Abstract

LBA4500 Background: Poor-prognosis GCT (IGCCCG, J Clin Oncol 1997) remains a challenge with no improvement in the 50% survival demonstrated in phase III trials for 25 years. Day 21 serum tumor marker decline rate identified a subgroup of patients (pts) with a better outcome (J Clin Oncol 2004, 22: 3868-76). The hypothesis we tested in this study is that treatment allocation based on early tumor marker decline will improve the progression-free survival (PFS).
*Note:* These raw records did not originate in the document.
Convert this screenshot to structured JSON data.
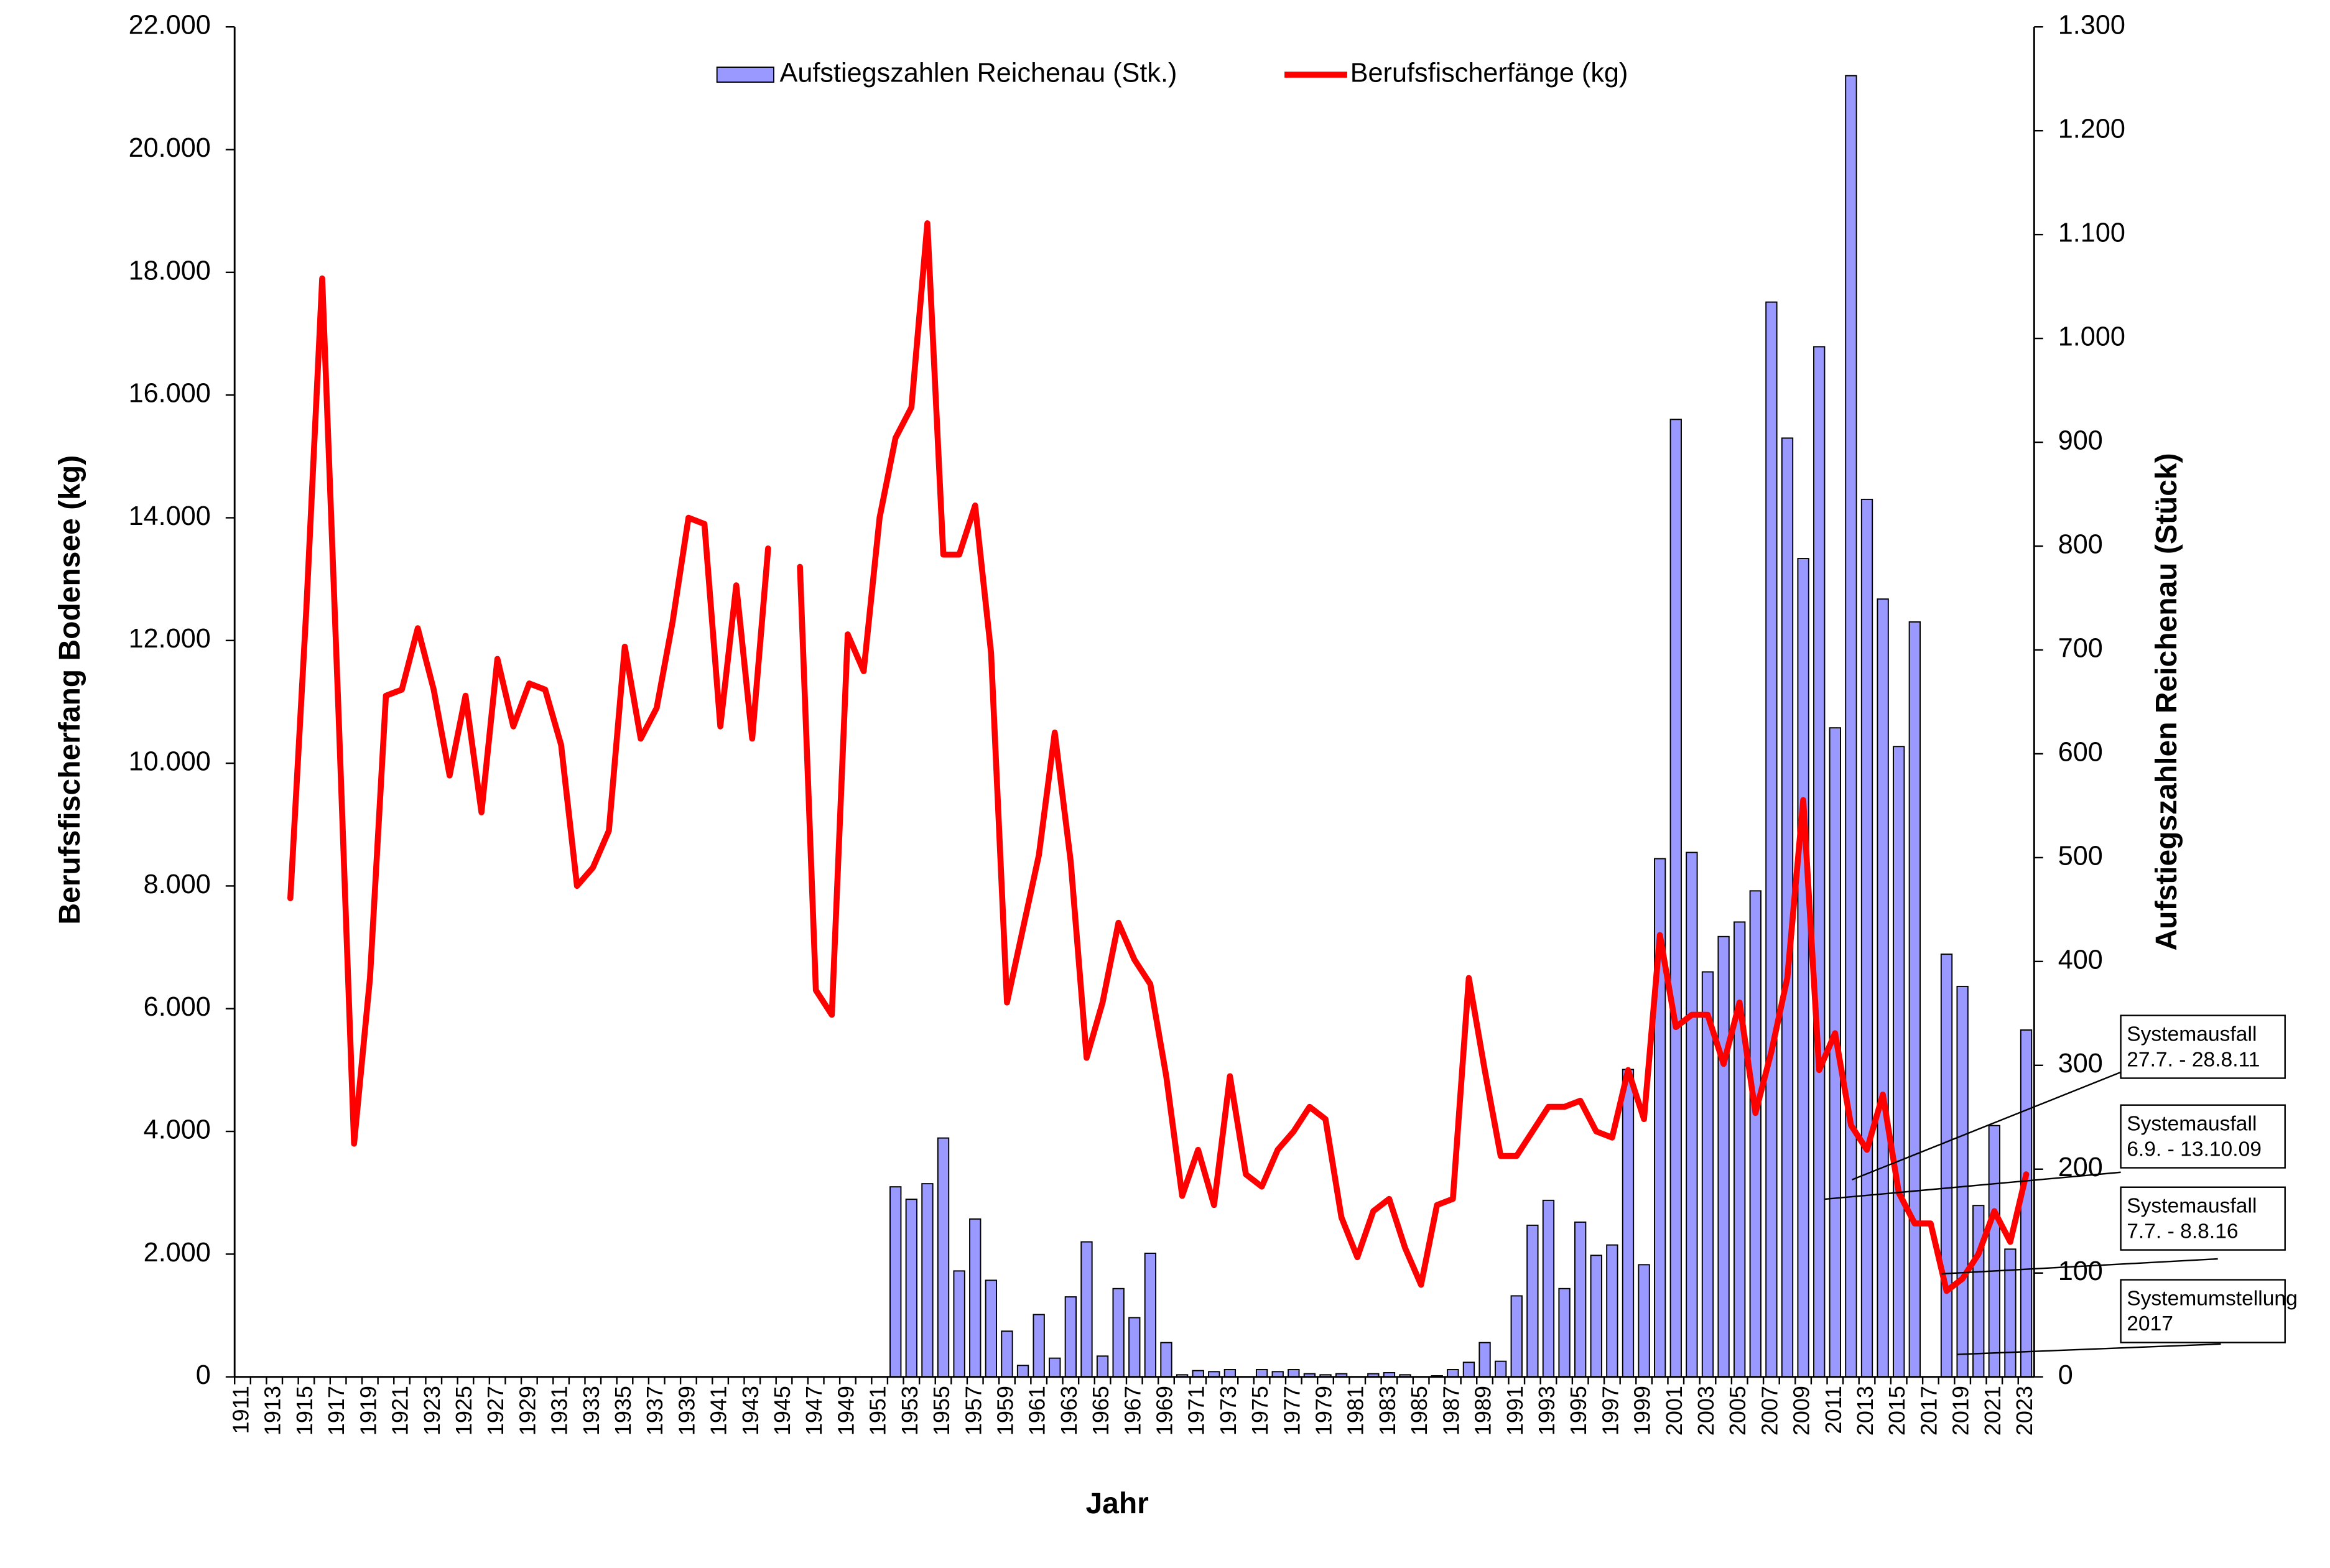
{
  "chart_data": {
    "type": "bar",
    "x_label": "Jahr",
    "y_label": "Berufsfischerfang Bodensee (kg)",
    "y2_label": "Aufstiegszahlen Reichenau (Stück)",
    "legend": "upper center",
    "categories": [
      "1911",
      null,
      "1913",
      null,
      "1915",
      null,
      "1917",
      null,
      "1919",
      null,
      "1921",
      null,
      "1923",
      null,
      "1925",
      null,
      "1927",
      null,
      "1929",
      null,
      "1931",
      null,
      "1933",
      null,
      "1935",
      null,
      "1937",
      null,
      "1939",
      null,
      "1941",
      null,
      "1943",
      null,
      "1945",
      null,
      "1947",
      null,
      "1949",
      null,
      "1951",
      null,
      "1953",
      null,
      "1955",
      null,
      "1957",
      null,
      "1959",
      null,
      "1961",
      null,
      "1963",
      null,
      "1965",
      null,
      "1967",
      null,
      "1969",
      null,
      "1971",
      null,
      "1973",
      null,
      "1975",
      null,
      "1977",
      null,
      "1979",
      null,
      "1981",
      null,
      "1983",
      null,
      "1985",
      null,
      "1987",
      null,
      "1989",
      null,
      "1991",
      null,
      "1993",
      null,
      "1995",
      null,
      "1997",
      null,
      "1999",
      null,
      "2001",
      null,
      "2003",
      null,
      "2005",
      null,
      "2007",
      null,
      "2009",
      null,
      "2011",
      null,
      "2013",
      null,
      "2015",
      null,
      "2017",
      null,
      "2019",
      null,
      "2021",
      null,
      "2023"
    ],
    "series": [
      {
        "name": "Aufstiegszahlen Reichenau (Stk.)",
        "type": "bar",
        "axis": "y2",
        "color": "#9999ff",
        "values": [
          null,
          null,
          null,
          null,
          null,
          null,
          null,
          null,
          null,
          null,
          null,
          null,
          null,
          null,
          null,
          null,
          null,
          null,
          null,
          null,
          null,
          null,
          null,
          null,
          null,
          null,
          null,
          null,
          null,
          null,
          null,
          null,
          null,
          null,
          null,
          null,
          null,
          null,
          null,
          null,
          null,
          183,
          171,
          186,
          230,
          102,
          152,
          93,
          44,
          11,
          60,
          18,
          77,
          130,
          20,
          85,
          57,
          119,
          33,
          2,
          6,
          5,
          7,
          0,
          7,
          5,
          7,
          3,
          2,
          3,
          0,
          3,
          4,
          2,
          0,
          1,
          7,
          14,
          33,
          15,
          78,
          146,
          170,
          85,
          149,
          117,
          127,
          296,
          108,
          499,
          922,
          505,
          390,
          424,
          438,
          468,
          1035,
          904,
          788,
          992,
          625,
          1253,
          845,
          749,
          607,
          727,
          null,
          407,
          376,
          165,
          242,
          123,
          334
        ]
      },
      {
        "name": "Berufsfischerfänge (kg)",
        "type": "line",
        "color": "#ff0000",
        "values": [
          null,
          null,
          null,
          7800,
          12500,
          17900,
          11000,
          3800,
          6500,
          11100,
          11200,
          12200,
          11200,
          9800,
          11100,
          9200,
          11700,
          10600,
          11300,
          11200,
          10300,
          8000,
          8300,
          8900,
          11900,
          10400,
          10900,
          12300,
          14000,
          13900,
          10600,
          12900,
          10400,
          13500,
          null,
          13200,
          6300,
          5900,
          12100,
          11500,
          14000,
          15300,
          15800,
          18800,
          13400,
          13400,
          14200,
          11800,
          6100,
          7300,
          8500,
          10500,
          8400,
          5200,
          6100,
          7400,
          6800,
          6400,
          4900,
          2950,
          3700,
          2800,
          4900,
          3300,
          3100,
          3700,
          4000,
          4400,
          4200,
          2600,
          1950,
          2700,
          2900,
          2100,
          1500,
          2800,
          2900,
          6500,
          5000,
          3600,
          3600,
          4000,
          4400,
          4400,
          4500,
          4000,
          3900,
          5000,
          4200,
          7200,
          5700,
          5900,
          5900,
          5100,
          6100,
          4300,
          5300,
          6500,
          9400,
          5000,
          5600,
          4100,
          3700,
          4600,
          3000,
          2500,
          2500,
          1400,
          1600,
          2000,
          2700,
          2200,
          3300
        ]
      }
    ],
    "ylim": [
      0,
      22000
    ],
    "yticks": [
      0,
      {
        "value": 2000,
        "label": "2.000"
      },
      {
        "value": 4000,
        "label": "4.000"
      },
      {
        "value": 6000,
        "label": "6.000"
      },
      {
        "value": 8000,
        "label": "8.000"
      },
      {
        "value": 10000,
        "label": "10.000"
      },
      {
        "value": 12000,
        "label": "12.000"
      },
      {
        "value": 14000,
        "label": "14.000"
      },
      {
        "value": 16000,
        "label": "16.000"
      },
      {
        "value": 18000,
        "label": "18.000"
      },
      {
        "value": 20000,
        "label": "20.000"
      },
      {
        "value": 22000,
        "label": "22.000"
      }
    ],
    "y2lim": [
      0,
      1300
    ],
    "y2ticks": [
      0,
      100,
      200,
      300,
      400,
      500,
      600,
      700,
      800,
      900,
      {
        "value": 1000,
        "label": "1.000"
      },
      {
        "value": 1100,
        "label": "1.100"
      },
      {
        "value": 1200,
        "label": "1.200"
      },
      {
        "value": 1300,
        "label": "1.300"
      }
    ],
    "annotations": [
      {
        "lines": [
          "Systemausfall",
          "27.7. - 28.8.11"
        ]
      },
      {
        "lines": [
          "Systemausfall",
          "6.9. - 13.10.09"
        ]
      },
      {
        "lines": [
          "Systemausfall",
          "7.7. - 8.8.16"
        ]
      },
      {
        "lines": [
          "Systemumstellung",
          "2017"
        ]
      }
    ]
  }
}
Methods: Pts with IGCCCG poor-prognosis GCT were treated with a first cycle of BEP. AFP and hCG were assessed at day 18–21: 1) Pts with a favorable decline continued BEP for a total of 4 courses (Fav-BEP); 2) Pts with an unfavorable decline were randomized to receive either BEP (Unfav-BEP) or a dose-dense regimen (Unfav-dose-dense), consisting of paclitaxel-BEP plus day-10 oxaliplatin x 2 cycles, followed by 2 cycles of cisplatin, ifosfamide, and continuous infusion bleomycin (depending on lung function) + G-CSF. The primary endpoint was PFS (hypothesis: 20% difference, type 1 error: 5%, power 80%, 196 randomized pts needed). Results: 263 pts were enrolled and 254 were evaluable at day 21 (6 early deaths, 3 withdrawals): 51 pts (20%) had favorable tumor marker decline and 203 had unfavorable decline (randomized: 105 Unfav-dose-dense arm, 98 Unfav-BEP). The prognostic value of early tumor marker decline (Fav-BEP vs Unfav-BEP) was confirmed: 70% vs 48% for 3-year PFS (p=0.01), and 84% vs 65% for overall survival (OS) (p=0.02). The 3-year PFS was 59% in the Unfav-dose-dense arm vs 48% in the Unfav-BEP arm (p=0.05; HR: 0.66 [0.44-1.00]). 3-year OS was 73% and 65%, respectively. More ≥ grade 2 neurotoxicity (21% vs 4%) and more hematotoxicity occurred in the dose-dense arm, with no excess febrile neutropenia (17% each arm) or toxic deaths (1 each arm). Salvage high-dose chemotherapy + stem-cell transplant were required in 6% in the Unfav-dose-dense arm and 16% in the Unfav-BEP arm (p=0.01). Conclusions: An algorithm of individualized treatment intensification determined by the rate of early tumor marker decline reduces the risk of progression or death in men with poor-prognosis GCT. Clinical trial information: NCT00104676.